Manure Pits Emit Deadly Pollutants

Manure pits that hold livestock and poultry waste give off foul-smelling toxic air pollutants that can be deadly to farmworkers and local residents, who often are powerless to defend the health of their families from the noxious emissions.

A report released Wednesday, June 22, by EWG and Waterkeeper Alliance pinpointed the locations of over 4,100 manure pits that have the potential to release harmful gases, odors and dust. Together, the pits cited in the report hold 10 billion gallons of wet animal waste and 4 billion pounds of dry animal waste. When the manure decomposes, it emits hydrogen sulfide, methane, ammonia and carbon dioxide. And when massive vats of manure are disturbed, they can release lethal amounts of hydrogen sulfide and suffocate people instantly.
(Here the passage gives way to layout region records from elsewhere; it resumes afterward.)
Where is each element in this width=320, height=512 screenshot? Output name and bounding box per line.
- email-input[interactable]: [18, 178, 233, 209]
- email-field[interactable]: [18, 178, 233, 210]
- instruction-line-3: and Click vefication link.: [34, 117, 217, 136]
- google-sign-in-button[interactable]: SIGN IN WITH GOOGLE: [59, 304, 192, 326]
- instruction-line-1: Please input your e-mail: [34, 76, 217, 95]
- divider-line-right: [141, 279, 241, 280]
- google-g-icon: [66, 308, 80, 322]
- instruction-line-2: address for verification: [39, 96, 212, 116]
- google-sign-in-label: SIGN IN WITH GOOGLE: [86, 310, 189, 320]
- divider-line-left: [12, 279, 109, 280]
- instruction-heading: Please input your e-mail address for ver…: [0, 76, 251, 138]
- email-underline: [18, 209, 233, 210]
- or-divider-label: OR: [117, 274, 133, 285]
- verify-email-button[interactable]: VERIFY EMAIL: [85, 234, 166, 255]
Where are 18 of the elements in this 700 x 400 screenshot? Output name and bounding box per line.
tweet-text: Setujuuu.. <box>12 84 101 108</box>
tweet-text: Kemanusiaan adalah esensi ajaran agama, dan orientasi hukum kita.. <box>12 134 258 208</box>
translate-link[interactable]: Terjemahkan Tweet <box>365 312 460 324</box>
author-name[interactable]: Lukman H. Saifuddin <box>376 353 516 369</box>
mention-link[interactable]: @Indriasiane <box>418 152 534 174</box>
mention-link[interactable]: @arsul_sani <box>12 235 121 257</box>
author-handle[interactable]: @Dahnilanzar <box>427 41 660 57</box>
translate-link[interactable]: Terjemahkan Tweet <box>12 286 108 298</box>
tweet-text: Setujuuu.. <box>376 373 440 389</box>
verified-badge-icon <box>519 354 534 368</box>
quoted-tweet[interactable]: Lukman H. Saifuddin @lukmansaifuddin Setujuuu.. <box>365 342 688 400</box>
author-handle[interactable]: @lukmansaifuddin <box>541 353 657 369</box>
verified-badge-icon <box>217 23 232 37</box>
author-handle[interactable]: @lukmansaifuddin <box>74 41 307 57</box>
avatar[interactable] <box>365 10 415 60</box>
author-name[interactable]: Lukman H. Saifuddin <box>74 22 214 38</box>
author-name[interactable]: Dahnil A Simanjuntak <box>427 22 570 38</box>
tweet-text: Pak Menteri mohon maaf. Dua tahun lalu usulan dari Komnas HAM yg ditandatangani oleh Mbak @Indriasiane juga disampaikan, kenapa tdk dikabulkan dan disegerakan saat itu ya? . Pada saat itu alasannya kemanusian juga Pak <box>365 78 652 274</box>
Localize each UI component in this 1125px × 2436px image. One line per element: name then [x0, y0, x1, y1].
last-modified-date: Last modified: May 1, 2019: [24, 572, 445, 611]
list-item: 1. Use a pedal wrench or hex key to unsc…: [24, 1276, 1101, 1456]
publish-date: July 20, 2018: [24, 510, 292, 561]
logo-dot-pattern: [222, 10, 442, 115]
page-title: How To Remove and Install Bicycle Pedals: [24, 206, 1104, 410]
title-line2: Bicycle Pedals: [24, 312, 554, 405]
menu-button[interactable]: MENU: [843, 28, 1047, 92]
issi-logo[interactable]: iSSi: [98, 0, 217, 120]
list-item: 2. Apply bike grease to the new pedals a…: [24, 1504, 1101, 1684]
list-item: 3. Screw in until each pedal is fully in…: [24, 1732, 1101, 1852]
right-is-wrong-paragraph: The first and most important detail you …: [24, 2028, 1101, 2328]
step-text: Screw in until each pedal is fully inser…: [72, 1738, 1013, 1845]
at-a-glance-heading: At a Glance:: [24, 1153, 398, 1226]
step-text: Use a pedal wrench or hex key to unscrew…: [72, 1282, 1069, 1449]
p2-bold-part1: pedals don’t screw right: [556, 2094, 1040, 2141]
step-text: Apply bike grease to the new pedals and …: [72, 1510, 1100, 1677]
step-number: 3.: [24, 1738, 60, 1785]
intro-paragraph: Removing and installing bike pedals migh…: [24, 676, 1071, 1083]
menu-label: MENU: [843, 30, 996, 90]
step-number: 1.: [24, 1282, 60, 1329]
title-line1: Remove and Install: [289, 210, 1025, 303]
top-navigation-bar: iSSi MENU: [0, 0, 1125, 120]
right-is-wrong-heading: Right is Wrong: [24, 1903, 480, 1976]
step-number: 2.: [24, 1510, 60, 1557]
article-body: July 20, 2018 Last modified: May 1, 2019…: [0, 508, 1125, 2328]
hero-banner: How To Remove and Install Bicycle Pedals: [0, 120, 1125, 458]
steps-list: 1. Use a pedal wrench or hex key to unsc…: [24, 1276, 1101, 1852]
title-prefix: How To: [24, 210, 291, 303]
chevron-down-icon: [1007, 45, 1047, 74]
Many farmworkers have died while managing manure pits at Concentrated Animal Feeding Operations, also called CAFOs. Just last year, a father and son in Iowa died while repairing a hog manure pit. In the summer of 2007, four family members and a farmworker were killed by emissions from a manure pit on a dairy farm in Virginia's Shenandoah Valley.

But it’s not just farmers and their families who fall victim to these hazardous emissions.

Livestock producers frequently use jet-powered hoses to spray manure on nearby fields as fertilizer, creating toxic mists that can drift into neighboring communities, coating cars and yards, and seeping into nearby homes. The manure mist is foul-smelling and carries harmful chemicals that can cause serious respiratory problems.

People living near large-scale hog facilities have reported higher incidences of headaches, respiratory problems, eye irritation, nausea, weakness and chest tightness.

Children are especially vulnerable because they breathe in 20 to 50 percent more air than adults and are more susceptible to harmful air pollution. Researchers have found links between living within three miles of a CAFO and higher risk of asthma symptoms in children.

People living close to these facilities typically have no way to protect their families or hold livestock producers accountable for the pollutants they release. Although other industries that release large amounts of pollutants, such as hydrogen sulfide and ammonia, are required to report the emissions under federal “Superfund” regulations, agriculture is treated differently.

That’s because, as law professor John Ruhl of Vanderbilt University explained, agriculture is “virtually unregulated by the expansive body of environmental law that has developed in the United States in the past 30 years.”